In this case, these authors wound up creating a dietary pattern that was high in all the other factors they considered protective but low in vitamin B12. Was vitamin B12 itself associated with Alzheimer’s disease? No. The authors stated in their discussion:
The effect of a single nutrient or food item may be too small to detect. Indeed, none of the nutrients was significantly associated with [Alzheimer’s disease] risk in a fully adjusted model (data not shown).
Thus, we have a case of guilt by mathematic association.
End of Momentary Lapse Into Statistical Jargon
It should seem obvious at this point that dietary pattern analysis can indict certain foods simply because, for reasons of culture or individual preference, they happen to be correlated with other dietary factors. And these confounding factors are not just dietary. In fact, “Subjects who were older, less educated, and current smokers tended to adhere less to [dietary pattern 2].” Adherers to the pattern were more likely to be black or white than hispanic and were more likely to be women.

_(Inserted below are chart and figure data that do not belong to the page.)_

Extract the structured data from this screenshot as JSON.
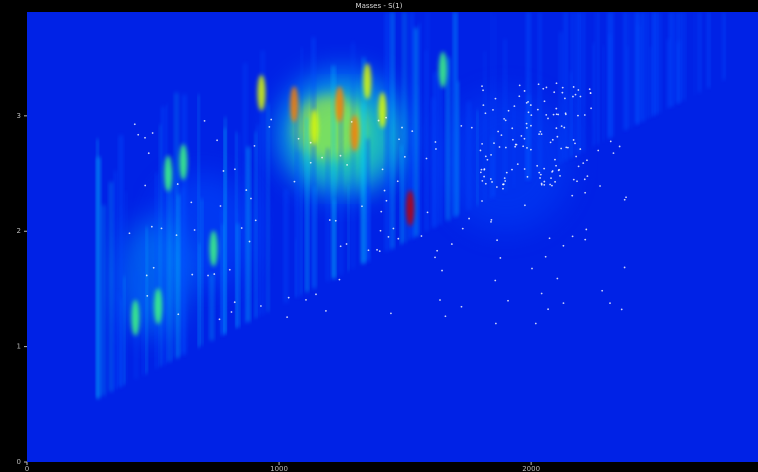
{
  "title": "Masses - S(1)",
  "chart_data": {
    "type": "heatmap",
    "title": "Masses - S(1)",
    "xlabel": "",
    "ylabel": "",
    "xlim": [
      0,
      2900
    ],
    "ylim": [
      0,
      3.9
    ],
    "x_ticks": [
      0,
      1000,
      2000
    ],
    "y_ticks": [
      0,
      1,
      2,
      3
    ],
    "colormap": [
      "#0000c8",
      "#0050ff",
      "#00c8ff",
      "#40ff80",
      "#e0ff00",
      "#ff8000",
      "#c00000"
    ],
    "background_color": "#0022e6",
    "grid": false,
    "legend": "none"
  }
}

Although dietary pattern analysis may be “holistic,” this method seems to be taking two giant leaps backward for mankind. First, while good scientists are using observational studies to generate new hypotheses, this method creates observational studies whose use are limited to interpreting data within the framework of existing hypotheses. Second, while most statisticians are using methods to adjust for confouding variables, this method tries its hardest to introduce as many confounding variables as possible.
This method needs a heavy dose of reductionism.
Using Holism Properly— Within the Context of the Scientific Method
Like the watchmaker who reduces the watch to its component parts in order to put back together the whole in working order, we must approach science using reductionism and holism together.
Analyzing observational data should always start with the simplest approach — looking at simple, unadjusted correlations. Then we can slice and dice the data in many ways using many models in order to generate new ideas and new ways of looking at things. Ultimately, we test these ideas using experimentation.
It would be reductionist folly to test the effect of a single nutrient and make a conclusion about diet. This type of testing does have an appropriate place in determining the whys and hows of nutrition. Ultimately, however, the holistic complement to such reductionist research must be to perform experiments using dietary patterns that contain the “symphony” of nutrients working in concert.